It’s been ages since they won a Super Bowl. Thus, the statute of limitations has expired on questioning the Patriots, and it’s fair to ask: Are they nuts to pay a backup quarterback $12 million?

It’s been ages since they won a Super Bowl. Thus, the statute of limitations has expired on questioning the Patriots, and it’s fair to ask: Are they nuts to pay a backup quarterback $12 million?

For now, Matt Cassel looms as the most expensive insurance policy in sports history, but ...

He would be worth it if Tom Brady doesn’t make it back or gets hurt again, and Cassel navigates them back to glory road.

Cassel has been slapped with the franchise tag and will co-exist with Brady unless the Patriots arrange a trade. Cassel-Brady would be the priciest duo in NFL history.

The Browns face a similar situation on a smaller dollar scale with Brady Quinn and Derek Anderson. Anderson stands to make upwards of $7 million if he is retained as the backup to the 2006 first-round draft pick.

Worth it?

Odds are it doesn’t make any tangible difference who the No. 2 quarterback is. At least, one can reach that conclusion by diving inside the teams that made it to the postseason that ended last Sunday in Tampa.

Ben Roethlisberger had a few scares on the long road to a confetti shower. Yet, it didn’t matter that he had to be relieved by Byron Leftwich in Game 3 -- the Steelers lost to Philadelphia anyway.

Leftwich replaced him again in Game 8, when the Steelers slugged out a win against Washington. In Game 16 against the Browns, Big Ben was hauled away on a board, but by then the Steelers’ playoff seeding was secure.

Then it was Roethlisberger’s show throughout the playoffs. So ... how much was it worth to have Leftwich clean up that Washington game?

The other Super Bowl team used its No. 2 quarterback to give Kurt Warner a rest before the playoffs. It wouldn’t have mattered whether it was Matt Leinart or Bruce Gradkowski. Between the time Warner opened the season and clinched Arizona’s playoff seed, Leinart threw a grand total of two passes.
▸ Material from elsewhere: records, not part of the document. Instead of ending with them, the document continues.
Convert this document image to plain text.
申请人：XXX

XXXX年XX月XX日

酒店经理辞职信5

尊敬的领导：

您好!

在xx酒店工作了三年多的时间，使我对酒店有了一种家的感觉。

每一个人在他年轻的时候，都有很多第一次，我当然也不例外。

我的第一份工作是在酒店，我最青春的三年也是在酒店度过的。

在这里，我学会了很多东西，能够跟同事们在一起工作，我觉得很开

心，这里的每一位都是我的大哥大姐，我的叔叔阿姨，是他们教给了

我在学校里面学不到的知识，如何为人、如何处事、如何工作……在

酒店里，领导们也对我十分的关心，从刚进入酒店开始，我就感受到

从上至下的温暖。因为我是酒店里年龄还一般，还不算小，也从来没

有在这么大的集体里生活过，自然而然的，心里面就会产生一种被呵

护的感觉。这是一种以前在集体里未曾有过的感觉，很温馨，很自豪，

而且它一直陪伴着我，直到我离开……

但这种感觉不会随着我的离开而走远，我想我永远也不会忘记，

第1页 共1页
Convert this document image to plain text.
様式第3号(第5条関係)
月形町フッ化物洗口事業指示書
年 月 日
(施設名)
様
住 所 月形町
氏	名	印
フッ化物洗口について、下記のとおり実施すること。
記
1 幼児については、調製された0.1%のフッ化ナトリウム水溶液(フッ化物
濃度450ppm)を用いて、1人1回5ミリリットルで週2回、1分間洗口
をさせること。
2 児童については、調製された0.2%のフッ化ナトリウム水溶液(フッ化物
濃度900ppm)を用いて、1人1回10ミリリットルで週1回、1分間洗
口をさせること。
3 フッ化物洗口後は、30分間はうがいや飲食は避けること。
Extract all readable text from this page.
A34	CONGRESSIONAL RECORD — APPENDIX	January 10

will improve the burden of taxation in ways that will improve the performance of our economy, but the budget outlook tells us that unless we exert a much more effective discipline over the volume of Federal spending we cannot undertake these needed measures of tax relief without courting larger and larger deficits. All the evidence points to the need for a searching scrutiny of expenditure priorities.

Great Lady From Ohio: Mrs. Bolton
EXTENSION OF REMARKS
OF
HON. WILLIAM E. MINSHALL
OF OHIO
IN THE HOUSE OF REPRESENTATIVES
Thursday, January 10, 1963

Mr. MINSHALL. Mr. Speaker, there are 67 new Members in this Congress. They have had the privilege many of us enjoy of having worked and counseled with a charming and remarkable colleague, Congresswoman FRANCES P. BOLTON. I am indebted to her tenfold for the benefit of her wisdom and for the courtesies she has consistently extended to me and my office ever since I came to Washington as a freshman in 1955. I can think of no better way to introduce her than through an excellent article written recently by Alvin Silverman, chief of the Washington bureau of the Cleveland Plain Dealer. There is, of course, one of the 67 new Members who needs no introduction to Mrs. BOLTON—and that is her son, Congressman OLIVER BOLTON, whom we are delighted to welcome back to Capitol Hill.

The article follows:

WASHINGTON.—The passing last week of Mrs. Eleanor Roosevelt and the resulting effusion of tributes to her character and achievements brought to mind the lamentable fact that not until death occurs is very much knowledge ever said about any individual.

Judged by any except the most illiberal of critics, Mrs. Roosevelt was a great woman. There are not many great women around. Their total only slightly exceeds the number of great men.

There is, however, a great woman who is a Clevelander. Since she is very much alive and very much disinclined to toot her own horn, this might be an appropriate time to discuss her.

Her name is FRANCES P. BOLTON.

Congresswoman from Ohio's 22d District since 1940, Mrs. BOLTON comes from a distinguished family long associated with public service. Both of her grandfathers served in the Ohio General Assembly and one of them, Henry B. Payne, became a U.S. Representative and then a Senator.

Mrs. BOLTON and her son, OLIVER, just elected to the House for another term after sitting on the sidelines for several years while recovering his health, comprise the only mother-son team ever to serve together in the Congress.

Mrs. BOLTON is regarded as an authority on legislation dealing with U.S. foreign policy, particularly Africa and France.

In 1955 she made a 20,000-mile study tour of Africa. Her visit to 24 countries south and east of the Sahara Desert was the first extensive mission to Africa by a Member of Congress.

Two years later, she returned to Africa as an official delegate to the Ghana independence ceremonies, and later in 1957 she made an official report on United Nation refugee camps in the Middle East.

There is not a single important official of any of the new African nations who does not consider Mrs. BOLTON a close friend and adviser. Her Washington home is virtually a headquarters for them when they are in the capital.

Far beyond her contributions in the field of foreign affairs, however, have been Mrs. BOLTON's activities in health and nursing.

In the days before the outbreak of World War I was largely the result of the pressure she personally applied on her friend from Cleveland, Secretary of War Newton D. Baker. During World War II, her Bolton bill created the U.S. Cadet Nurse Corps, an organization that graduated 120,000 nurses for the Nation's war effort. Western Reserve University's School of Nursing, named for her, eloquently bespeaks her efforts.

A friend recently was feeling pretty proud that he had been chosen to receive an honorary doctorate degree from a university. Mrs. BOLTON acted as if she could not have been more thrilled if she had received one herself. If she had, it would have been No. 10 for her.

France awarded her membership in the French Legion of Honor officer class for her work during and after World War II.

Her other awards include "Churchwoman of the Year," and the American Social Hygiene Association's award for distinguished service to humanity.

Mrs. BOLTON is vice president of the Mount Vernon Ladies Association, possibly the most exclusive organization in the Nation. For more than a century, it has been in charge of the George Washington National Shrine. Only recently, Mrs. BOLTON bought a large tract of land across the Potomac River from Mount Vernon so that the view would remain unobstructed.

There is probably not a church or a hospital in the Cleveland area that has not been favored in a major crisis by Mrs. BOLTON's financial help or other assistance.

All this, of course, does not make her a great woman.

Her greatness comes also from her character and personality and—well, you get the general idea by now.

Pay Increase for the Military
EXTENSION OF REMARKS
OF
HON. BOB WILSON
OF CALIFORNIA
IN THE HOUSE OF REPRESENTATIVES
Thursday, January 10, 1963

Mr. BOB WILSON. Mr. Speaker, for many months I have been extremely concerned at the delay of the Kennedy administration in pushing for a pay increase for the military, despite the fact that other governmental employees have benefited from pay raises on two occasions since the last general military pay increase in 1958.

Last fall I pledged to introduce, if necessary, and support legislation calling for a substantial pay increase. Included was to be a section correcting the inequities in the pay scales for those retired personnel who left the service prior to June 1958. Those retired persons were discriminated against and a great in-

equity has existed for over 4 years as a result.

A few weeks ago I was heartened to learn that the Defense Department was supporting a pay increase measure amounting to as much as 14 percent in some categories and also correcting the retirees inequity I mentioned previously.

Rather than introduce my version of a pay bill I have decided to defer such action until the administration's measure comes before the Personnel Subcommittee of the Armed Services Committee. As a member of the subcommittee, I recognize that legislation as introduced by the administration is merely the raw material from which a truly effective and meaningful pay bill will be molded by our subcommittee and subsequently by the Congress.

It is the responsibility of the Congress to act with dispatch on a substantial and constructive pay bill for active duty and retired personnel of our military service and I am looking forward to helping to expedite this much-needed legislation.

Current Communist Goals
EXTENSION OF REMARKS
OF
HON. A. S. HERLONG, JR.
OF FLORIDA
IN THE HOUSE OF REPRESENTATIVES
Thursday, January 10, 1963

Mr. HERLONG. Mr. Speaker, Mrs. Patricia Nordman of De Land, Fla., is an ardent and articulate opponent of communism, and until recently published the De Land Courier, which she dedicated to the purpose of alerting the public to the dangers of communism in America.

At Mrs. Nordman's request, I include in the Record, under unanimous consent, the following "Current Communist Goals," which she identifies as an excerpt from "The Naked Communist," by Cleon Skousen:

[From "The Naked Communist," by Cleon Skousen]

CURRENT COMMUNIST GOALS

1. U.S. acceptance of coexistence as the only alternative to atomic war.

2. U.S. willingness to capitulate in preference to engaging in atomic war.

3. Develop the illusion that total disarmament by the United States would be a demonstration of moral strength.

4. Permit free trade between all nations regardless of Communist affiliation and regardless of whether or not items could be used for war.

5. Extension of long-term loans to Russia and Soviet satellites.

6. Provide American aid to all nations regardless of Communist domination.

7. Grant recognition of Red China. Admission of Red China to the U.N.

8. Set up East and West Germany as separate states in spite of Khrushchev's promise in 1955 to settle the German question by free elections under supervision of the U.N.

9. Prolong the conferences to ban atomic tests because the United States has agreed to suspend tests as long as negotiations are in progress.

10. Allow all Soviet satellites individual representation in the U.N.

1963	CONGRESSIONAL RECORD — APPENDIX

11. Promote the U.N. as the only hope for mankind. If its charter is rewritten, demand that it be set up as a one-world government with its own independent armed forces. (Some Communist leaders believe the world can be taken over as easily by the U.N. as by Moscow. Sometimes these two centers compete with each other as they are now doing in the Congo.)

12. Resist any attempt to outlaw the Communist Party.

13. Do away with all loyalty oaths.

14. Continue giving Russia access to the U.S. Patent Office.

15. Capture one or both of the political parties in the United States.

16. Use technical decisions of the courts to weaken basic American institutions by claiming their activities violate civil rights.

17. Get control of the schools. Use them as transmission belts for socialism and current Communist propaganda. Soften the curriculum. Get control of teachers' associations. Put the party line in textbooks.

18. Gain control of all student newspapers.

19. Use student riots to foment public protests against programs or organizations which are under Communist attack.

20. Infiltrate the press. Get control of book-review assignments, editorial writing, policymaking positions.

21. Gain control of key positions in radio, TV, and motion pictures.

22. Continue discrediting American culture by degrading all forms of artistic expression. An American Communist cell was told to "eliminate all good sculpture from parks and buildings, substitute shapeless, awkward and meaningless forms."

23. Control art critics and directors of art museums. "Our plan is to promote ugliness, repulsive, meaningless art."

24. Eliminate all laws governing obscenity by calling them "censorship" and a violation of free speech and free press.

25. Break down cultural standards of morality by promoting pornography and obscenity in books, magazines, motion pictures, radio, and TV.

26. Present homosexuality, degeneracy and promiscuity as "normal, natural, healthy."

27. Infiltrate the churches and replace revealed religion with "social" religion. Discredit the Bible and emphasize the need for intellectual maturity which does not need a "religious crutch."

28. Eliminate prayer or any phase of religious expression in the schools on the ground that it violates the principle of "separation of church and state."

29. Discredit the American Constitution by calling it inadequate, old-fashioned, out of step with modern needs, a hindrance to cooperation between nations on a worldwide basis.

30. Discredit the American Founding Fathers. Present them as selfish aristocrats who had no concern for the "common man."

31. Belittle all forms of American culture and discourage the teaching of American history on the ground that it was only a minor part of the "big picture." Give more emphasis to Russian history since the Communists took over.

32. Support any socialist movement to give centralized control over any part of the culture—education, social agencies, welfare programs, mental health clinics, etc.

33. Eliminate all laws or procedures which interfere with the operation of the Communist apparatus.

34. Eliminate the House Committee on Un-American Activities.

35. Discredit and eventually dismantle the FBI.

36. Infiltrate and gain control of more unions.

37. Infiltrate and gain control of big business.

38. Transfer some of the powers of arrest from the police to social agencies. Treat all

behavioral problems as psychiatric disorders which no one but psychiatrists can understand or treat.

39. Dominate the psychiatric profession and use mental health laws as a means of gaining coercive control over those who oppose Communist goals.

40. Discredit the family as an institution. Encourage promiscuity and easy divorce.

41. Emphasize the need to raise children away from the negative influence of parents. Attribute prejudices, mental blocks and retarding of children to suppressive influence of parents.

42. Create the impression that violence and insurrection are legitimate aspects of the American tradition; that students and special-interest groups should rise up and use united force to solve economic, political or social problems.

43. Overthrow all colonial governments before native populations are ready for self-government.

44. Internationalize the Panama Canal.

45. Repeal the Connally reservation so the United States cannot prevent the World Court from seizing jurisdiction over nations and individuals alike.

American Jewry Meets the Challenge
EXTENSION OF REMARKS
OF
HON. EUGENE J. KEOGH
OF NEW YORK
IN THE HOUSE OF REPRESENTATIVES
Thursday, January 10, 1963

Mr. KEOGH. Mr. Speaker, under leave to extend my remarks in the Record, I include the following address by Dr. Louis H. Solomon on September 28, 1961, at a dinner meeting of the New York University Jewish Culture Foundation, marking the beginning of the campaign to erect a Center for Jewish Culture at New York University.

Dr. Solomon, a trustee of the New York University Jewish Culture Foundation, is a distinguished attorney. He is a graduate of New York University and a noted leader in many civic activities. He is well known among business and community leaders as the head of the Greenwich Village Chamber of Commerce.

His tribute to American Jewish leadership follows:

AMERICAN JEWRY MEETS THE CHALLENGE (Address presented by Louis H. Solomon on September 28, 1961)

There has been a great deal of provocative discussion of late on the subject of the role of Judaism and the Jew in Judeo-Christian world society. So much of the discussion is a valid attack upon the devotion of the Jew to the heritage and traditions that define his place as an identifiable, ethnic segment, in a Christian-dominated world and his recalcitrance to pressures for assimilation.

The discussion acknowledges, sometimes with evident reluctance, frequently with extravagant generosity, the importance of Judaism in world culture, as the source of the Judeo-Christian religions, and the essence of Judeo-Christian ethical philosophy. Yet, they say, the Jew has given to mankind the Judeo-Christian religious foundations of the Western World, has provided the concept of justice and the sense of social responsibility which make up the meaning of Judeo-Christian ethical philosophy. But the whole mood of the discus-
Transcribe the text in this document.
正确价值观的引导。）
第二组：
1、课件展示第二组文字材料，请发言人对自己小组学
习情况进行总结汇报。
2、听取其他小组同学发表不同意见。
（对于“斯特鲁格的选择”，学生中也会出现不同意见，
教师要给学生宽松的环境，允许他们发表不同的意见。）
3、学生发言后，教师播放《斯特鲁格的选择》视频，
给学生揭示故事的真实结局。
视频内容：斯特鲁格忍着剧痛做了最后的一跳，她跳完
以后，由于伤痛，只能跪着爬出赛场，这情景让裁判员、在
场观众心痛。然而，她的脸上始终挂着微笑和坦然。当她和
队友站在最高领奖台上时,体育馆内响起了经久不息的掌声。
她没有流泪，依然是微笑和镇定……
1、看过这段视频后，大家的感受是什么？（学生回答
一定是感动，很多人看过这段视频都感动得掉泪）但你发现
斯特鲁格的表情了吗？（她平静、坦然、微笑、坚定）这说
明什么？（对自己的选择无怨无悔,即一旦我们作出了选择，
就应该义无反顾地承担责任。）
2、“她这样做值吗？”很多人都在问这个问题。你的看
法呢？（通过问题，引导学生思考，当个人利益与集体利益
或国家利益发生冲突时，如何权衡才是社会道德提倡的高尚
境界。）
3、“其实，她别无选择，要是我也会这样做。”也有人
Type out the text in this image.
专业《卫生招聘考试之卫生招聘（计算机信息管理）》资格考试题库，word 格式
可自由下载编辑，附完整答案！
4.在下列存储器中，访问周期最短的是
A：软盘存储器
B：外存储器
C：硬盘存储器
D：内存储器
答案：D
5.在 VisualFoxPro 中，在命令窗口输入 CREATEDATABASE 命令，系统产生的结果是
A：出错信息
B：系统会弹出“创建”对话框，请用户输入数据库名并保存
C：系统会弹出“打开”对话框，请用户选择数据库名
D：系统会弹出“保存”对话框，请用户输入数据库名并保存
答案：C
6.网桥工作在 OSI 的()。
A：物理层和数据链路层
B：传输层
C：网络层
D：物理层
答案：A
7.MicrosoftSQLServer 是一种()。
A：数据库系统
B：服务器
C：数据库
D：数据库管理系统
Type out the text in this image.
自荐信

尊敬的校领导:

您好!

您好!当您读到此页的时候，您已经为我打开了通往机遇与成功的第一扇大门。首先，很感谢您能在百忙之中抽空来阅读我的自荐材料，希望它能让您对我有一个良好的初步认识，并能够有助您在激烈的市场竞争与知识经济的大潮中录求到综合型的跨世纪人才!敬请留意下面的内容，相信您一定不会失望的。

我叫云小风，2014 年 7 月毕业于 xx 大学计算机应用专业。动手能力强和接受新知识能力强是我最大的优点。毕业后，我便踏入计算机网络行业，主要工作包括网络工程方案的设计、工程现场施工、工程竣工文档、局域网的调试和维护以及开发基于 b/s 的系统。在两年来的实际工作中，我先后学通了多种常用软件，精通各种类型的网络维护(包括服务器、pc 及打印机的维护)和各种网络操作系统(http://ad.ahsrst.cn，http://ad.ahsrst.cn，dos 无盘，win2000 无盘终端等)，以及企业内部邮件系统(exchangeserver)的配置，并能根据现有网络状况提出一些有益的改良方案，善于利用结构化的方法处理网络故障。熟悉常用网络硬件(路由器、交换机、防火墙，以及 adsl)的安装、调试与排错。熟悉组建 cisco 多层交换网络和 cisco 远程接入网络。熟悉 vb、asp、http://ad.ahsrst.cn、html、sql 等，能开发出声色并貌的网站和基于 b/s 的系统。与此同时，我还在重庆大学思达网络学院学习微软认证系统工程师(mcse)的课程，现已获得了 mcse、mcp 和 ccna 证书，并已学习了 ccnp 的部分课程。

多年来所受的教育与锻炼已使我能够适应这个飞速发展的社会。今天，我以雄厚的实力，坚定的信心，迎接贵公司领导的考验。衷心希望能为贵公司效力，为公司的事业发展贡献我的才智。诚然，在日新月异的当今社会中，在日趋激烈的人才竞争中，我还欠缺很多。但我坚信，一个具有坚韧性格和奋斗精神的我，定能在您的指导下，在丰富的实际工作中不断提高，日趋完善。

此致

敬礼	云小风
The AFC and NFC finalists didn’t need more than a body in the No. 2 job, either.

Sure, the Eagles benched Donovan McNabb in a regular-season fiasco against the Ravens, but what did it matter who replaced him? Kevin Kolb came in, mopped up a blowout loss, and went back to the bench. McNabb returned and played all the way to the NFC title game.

The Ravens flew their entire 19-game route with rookie QB Joe Flacco. Among the four teams that reached the divisional round and lost, only the Tennessee got mileage out of a No. 2 QB. Kerry Collins replaced Vince Young and got on quite a roll.

No one supposes that would have happened if, say, Jim Sorgi had been the Titans’ No. 2.

On the other three teams, though, the backup was as relevant as parsley. Jake Delhomme was the only man to throw a pass for Carolina in either the regular season or postseason. Ditto with San Diego’s Philip Rivers.

David Carr made a 12-pass cameo for the Giants, but Eli Manning was an iron lad.

The other four playoff qualifiers -- all first-round outs -- were:

- Minnesota. The Vikings went back and forth between Gus Frerotte and Tarvaris Jackson. This wasn’t a question of benefiting from two good quarterbacks. They would love to have had one.

- Atlanta. Rookie Matt Ryan threw every single Falcons pass.

- Miami. Chad Pennington basically went the distance, although backup Chad Henne horned in 12 passes.

- Indianapolis. For the 11th straight year, Peyton Manning got a spot of rest here and there but basically played every down.

The current decade shows two key examples of teams that arguably wouldn’t have won a Super Bowl without two competent quarterbacks. Coincidentally, the examples resonate with the Patriots and Browns, two teams that must consider overpaying a backup in 2009.

The 2000 Ravens didn’t like where they were going with Tony Banks at quarterback. They went with Trent Dilfer, who was good enough not to keep a great defense from winning a Super Bowl.

George Kokinis, Cleveland’s general manager now, was with the Ravens then.

The 2001 Patriots lost Drew Bledsoe to a frightening Game 2 injury against the Jets. Tom Brady entered the game and took his first step to the Hall of Fame. They say a Belichick never forgets.

The discussion circles back to Boston’s favorite Patriot, Brady. What if the guy comes back, plays like the Brady of old, and Cassel collects a ransom without working a down?

Hey, what’s a measly $12 million in a sports world gone mad? Half what Manny Ramirez will make?